Find the probability of 2 heads of n biased coins

Question

Suppose you have a bag with $n$ coins, $C_1, C_2, \dots, C_n$, and coin $C_i$ has probability $p_i$ of coming up heads when flipped. Assume $p_1 + p_2 + \cdots p_n = 1$. Suppose you draw a coin from the bag at random and flip it and it comes up heads. If you flip the same coin it again, what is the probability it comes up heads?

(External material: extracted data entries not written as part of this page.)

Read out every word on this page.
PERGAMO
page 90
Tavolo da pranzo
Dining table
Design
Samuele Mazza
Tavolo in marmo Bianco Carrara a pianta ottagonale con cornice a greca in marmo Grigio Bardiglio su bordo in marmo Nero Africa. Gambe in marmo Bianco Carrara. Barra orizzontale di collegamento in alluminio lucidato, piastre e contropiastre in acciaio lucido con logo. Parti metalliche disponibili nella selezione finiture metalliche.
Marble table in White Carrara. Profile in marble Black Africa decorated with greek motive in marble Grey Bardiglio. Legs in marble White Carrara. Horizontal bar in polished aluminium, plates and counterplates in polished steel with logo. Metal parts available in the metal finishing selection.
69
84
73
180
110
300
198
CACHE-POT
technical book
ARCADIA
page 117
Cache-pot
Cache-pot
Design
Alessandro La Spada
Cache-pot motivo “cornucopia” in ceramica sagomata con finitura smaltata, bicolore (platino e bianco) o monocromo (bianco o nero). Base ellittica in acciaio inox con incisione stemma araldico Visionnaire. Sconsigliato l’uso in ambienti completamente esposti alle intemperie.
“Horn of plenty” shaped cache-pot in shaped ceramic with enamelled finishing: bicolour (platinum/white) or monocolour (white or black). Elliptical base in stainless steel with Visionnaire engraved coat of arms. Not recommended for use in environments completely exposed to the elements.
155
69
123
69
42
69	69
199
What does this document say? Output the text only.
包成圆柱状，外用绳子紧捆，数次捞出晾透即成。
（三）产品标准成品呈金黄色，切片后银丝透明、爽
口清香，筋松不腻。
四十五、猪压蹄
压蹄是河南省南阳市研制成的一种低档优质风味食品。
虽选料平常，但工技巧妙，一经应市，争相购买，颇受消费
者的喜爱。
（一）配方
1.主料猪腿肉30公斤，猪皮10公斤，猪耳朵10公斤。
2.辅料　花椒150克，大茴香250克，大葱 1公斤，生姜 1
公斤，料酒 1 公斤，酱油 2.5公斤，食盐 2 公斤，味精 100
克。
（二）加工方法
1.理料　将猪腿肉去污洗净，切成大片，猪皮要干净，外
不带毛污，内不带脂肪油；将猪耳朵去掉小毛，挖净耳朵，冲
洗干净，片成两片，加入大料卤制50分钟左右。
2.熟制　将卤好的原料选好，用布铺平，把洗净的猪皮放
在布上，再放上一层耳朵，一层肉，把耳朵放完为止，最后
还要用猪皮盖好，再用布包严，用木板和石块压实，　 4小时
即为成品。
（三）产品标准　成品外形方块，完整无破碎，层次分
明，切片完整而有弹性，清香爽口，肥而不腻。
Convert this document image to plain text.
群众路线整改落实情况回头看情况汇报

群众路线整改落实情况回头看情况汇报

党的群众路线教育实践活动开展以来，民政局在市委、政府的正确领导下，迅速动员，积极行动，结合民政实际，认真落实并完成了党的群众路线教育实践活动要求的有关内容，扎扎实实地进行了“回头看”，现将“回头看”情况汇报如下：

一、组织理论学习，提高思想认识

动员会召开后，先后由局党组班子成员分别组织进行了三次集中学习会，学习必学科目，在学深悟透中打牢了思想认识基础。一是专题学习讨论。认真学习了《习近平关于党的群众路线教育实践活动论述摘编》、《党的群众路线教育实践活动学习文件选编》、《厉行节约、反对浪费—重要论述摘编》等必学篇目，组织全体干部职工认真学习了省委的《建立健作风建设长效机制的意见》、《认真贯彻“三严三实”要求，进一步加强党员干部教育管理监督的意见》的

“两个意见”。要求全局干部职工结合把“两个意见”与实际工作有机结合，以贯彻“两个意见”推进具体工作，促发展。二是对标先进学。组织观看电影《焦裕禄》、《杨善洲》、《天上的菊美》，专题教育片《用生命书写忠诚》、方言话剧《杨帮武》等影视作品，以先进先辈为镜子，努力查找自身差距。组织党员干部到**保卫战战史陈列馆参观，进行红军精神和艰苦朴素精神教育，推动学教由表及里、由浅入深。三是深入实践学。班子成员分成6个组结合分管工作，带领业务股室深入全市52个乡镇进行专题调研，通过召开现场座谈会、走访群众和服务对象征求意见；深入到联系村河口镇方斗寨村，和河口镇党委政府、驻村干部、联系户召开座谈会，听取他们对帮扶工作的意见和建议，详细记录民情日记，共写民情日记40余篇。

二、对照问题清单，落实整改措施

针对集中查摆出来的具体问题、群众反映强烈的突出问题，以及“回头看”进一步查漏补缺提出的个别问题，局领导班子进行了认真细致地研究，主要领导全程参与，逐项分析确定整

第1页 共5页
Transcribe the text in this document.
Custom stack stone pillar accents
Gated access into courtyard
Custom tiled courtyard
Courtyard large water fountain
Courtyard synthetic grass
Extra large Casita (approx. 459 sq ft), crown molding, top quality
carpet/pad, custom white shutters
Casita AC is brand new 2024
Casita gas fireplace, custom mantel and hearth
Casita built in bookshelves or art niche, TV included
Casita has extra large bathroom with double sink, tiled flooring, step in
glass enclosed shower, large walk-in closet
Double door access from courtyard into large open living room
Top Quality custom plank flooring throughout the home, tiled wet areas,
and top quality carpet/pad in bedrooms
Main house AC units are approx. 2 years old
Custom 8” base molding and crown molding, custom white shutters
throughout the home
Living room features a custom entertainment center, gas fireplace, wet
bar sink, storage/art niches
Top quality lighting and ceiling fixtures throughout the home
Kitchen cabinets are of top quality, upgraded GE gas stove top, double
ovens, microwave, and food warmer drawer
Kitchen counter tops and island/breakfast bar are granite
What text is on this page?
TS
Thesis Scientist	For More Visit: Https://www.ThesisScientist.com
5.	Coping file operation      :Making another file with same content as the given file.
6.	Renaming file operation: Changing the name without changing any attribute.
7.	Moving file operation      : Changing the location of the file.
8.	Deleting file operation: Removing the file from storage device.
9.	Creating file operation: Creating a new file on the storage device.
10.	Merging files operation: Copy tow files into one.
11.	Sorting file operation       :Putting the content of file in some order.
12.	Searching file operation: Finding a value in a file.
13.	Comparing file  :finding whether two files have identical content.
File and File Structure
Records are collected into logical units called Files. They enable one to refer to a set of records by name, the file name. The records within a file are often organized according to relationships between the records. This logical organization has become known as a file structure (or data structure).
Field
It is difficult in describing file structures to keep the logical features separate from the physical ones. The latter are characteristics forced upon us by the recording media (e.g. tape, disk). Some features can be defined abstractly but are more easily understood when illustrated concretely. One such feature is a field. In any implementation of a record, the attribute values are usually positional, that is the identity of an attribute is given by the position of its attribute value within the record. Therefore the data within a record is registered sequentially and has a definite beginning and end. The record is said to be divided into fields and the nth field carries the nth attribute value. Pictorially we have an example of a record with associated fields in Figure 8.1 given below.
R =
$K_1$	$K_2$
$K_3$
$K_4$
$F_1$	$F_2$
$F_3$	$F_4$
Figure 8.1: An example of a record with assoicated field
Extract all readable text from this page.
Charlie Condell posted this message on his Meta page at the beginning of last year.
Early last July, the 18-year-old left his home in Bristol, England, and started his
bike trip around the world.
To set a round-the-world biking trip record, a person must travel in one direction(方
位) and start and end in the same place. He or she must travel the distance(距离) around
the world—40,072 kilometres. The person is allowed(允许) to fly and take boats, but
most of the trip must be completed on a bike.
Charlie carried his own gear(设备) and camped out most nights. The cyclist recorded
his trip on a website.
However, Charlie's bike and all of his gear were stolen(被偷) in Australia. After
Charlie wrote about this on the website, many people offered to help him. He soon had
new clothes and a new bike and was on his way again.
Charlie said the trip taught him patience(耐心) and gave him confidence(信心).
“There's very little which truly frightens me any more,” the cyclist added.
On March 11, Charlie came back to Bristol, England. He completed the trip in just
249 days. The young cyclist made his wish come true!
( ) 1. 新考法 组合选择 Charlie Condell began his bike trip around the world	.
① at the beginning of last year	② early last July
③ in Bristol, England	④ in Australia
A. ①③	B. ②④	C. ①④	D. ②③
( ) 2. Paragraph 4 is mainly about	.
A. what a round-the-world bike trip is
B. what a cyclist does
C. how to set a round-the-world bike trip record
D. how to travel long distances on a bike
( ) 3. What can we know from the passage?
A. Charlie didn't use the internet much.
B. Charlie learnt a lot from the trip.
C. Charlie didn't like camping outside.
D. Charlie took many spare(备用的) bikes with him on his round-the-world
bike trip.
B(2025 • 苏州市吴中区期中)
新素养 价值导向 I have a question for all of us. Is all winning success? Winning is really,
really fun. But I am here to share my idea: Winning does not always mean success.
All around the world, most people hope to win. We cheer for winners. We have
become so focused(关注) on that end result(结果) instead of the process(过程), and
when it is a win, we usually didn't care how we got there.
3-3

I think it should be something about Baye's Theorem? I let $P(H_1)$ be the prob of the first head. Then, by Baye's Theorem, $\sum_{i=1}^{n} P(H_1|C_i) P(C_i) = \frac{1}{n} (p_1+p_2+ \dots + p_n) = \frac{1}{n}$, where C_i is the coin labelled by i, $1 \leq i \leq n$.

Then, I compute $P(\{H_2|C_i\}|H_i) = \frac{P({H_2|C_i}\cap H_1)}{P(H_1)} = \frac{p_i^2}{\frac{1}{n}} = np_i^2$. But I think this is not correct, so I wonder what should I do???

Answer 1

The probability that you picked coin $C_i$ and got a head is $\frac1np_i$. By total probability, the chance that you picked $C_i$ given that a head was flipped is $$\frac{(1/n)p_i}{(1/n)\sum_ip_i}=p_i$$ This is the posterior distribution of which coin was picked. The chance that the picked coin turns up heads again is then $\sum_ip_i\cdot p_i$ (left factor for the probability of picking $C_i$, right factor for the probability of it coming out heads) or $\sum_ip_i^2$. This is OK, since squaring a probability never increases it.